Early in March, 2021, we saw an “unusually aggressive” attack on companies in the U.S. The attack, first reported by Brian Krebs on March 5, 2021, led to hackers gaining access to at least 30,000 email accounts belonging to employees at many organizations across the country. In response, the New Administration moved to launch a Cyber Task Force.
In some ways, this kind of attack is the new normal. However, both the scale and response to the attack indicate that we might be entering a new phase in the simmering cyber warfare that has defined the last decade in cybersecurity.
The Hack – Bringing Forth the Cyber Task Force
The details of the hack are worrisome for many businesses in the U.S. because it targeted one of the most widely used systems in the country, Microsoft Exchange. Hackers used this system to gain back-end access to many of the subsidiary systems that rely on the Exchange Server for authentication and user management.
In practice, this meant that hackers were able to gain “total, remote control over affected systems,” according to an expert quoted by Krebs. These systems are used by a notable variety of U.S. companies and institutions. Initial reports are that this hack affected not just small businesses, but also credit unions, banks, and even city governments across the country.
Since this attack vector affects online systems at such a fundamental level, even organizations that thought they had appropriate security practices in place, they had data stolen because it was stored in Microsoft Exchange servers, where the data could potentially be accessed during this hack.
At first glance, this most recent attack bears many similarities with the series of sophisticated attacks that affected SolarWinds earlier this year. The recent attack replicates some of the methods used against SolarWinds and also some of the targets – the hackers who went after SolarWinds managed to breach about 100 U.S. companies and nine federal agencies. That attack was initially blamed on Russia, but evidence of Chinese involvement is also emerging.
That being said, there are some differences between the attacks. For starters, the most recent Microsoft hack, which one former national security official briefed on the matter called “absolutely massive” in an interview with Wired, may end up being larger than even that directed against SolarWinds.
The intention appears to have been different, as well. Though the recent attack seems to have compromised many systems and may have affected U.S. government agencies, the hackers do not appear to have stolen much data or have not demanded cryptocurrency as a ransom, which has become a common practice as of late.
Instead, the hack is perhaps best seen as a type of exercise that will be familiar to those with an interest in cyberwarfare. It appears to have been a show of strength undertaken to warn the new U.S. Administration what Russia, China, or another nation-state actor is capable of.
The Response – A Cyber Task Force
Given the size of the attack, the response to it has been impressively calm and effective. Though we are getting used to the growing threat of elite Russian hackers, the response of the previous Administration to this kind of sophisticated cyber-attack was always a little panicked.

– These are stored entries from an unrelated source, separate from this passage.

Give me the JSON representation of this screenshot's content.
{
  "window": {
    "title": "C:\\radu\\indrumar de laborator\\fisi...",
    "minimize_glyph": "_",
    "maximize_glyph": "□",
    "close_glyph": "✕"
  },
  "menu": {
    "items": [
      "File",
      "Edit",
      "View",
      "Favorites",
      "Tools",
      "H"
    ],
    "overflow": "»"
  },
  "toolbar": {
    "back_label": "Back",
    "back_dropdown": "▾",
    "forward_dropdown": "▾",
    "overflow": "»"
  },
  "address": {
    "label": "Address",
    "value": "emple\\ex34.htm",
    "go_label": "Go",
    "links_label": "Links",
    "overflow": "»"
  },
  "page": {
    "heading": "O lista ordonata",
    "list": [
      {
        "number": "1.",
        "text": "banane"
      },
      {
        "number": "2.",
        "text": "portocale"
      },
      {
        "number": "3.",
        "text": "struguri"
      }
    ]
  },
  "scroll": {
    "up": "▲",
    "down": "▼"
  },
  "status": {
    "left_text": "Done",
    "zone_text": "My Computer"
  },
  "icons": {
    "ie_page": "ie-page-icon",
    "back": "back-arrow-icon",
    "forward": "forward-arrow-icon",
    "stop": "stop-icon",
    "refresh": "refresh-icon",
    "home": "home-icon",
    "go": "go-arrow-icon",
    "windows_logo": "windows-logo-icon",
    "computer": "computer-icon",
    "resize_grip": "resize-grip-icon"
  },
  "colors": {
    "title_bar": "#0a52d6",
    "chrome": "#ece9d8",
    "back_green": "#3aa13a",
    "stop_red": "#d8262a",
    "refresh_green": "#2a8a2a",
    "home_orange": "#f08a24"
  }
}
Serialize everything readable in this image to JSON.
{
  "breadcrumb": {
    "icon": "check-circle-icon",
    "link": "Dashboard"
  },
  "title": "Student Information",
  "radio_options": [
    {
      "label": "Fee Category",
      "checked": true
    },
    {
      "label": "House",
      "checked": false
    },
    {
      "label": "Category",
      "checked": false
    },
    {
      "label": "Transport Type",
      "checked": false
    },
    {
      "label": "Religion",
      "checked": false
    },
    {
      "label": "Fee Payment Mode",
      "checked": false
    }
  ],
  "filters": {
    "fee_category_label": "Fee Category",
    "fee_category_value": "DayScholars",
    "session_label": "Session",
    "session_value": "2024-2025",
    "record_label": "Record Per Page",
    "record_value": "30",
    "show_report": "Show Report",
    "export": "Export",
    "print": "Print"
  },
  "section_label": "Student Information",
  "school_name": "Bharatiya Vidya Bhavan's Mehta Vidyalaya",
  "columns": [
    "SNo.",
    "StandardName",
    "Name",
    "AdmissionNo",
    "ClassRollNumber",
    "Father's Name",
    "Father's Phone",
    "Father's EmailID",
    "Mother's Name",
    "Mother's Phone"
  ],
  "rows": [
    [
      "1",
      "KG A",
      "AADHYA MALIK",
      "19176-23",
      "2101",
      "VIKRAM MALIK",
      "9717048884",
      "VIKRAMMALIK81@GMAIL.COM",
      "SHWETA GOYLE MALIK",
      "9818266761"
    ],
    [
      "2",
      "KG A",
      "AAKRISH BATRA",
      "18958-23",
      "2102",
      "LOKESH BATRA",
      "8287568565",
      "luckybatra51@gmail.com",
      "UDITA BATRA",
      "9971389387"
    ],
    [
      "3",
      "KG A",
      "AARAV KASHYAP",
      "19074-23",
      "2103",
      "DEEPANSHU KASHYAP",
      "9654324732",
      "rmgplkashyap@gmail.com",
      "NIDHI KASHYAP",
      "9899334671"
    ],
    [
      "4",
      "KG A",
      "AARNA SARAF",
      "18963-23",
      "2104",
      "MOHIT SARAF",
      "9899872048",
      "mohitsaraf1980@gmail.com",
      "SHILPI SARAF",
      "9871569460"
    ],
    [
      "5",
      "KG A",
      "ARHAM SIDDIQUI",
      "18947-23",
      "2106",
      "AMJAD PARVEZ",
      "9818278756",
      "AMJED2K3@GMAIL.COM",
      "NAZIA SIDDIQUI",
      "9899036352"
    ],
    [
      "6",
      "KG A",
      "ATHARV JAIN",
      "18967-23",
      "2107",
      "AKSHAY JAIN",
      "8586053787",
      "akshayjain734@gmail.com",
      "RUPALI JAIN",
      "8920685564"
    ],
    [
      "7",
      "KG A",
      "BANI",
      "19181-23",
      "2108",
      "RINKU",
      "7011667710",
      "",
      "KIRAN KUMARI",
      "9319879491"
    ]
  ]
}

It seems that the new Administration will take a different approach, and one that stresses cooperation and collaboration between all government agencies. Following news of the hack, the government immediately instigated a multi-agency effort, one that is chaired by the National Security council, but that also includes the FBI, CISA, and others. The purpose of this group, according to U.S. officials, is to “determine who has been hacked, what has been done, and how to quickly patch the vulnerabilities.”

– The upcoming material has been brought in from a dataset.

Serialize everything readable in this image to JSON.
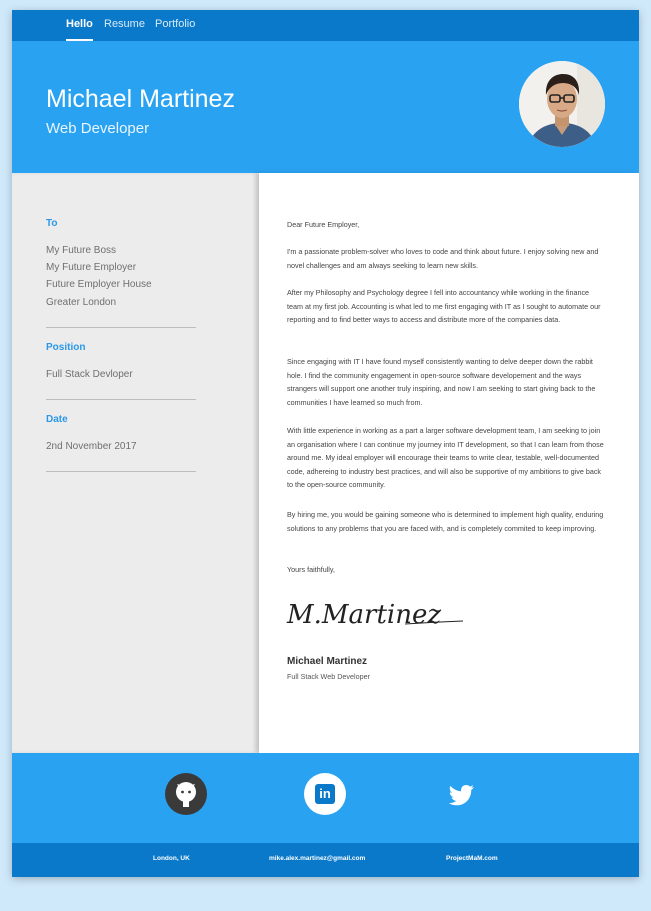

This might be difficult, however. Microsoft first issued patches on Tuesday, March 2, 2021, however, fixing the issue will be more complicated than this. These patches do not undo the damage already caused, Oliver Tavakoli, the Chief Technology Officer at California-based security firm, Vectra, told the Guardian earlier this week. As a result, government agencies and businesses alike are expected to complete a time-consuming audit of their systems.
A New Era?
In some ways, this recent attack represents merely the continuation of a situation that has been largely the same for a decade now, Russian and Chinese-sponsored attacks against U.S. infrastructure that raises much concern but leaves little lasting damage.
On the other hand, the Administration’s response is heartening. By seeing attacks like this as a multi-agency problem, we may be seeing the first steps toward a much more cohesive and resilient U.S. strategy for dealing with cyber risk; one that recognizes that cyber-attacks cannot be defeated by technology alone, but also require a managerial response to handle insider risk and mitigate adverse consequences.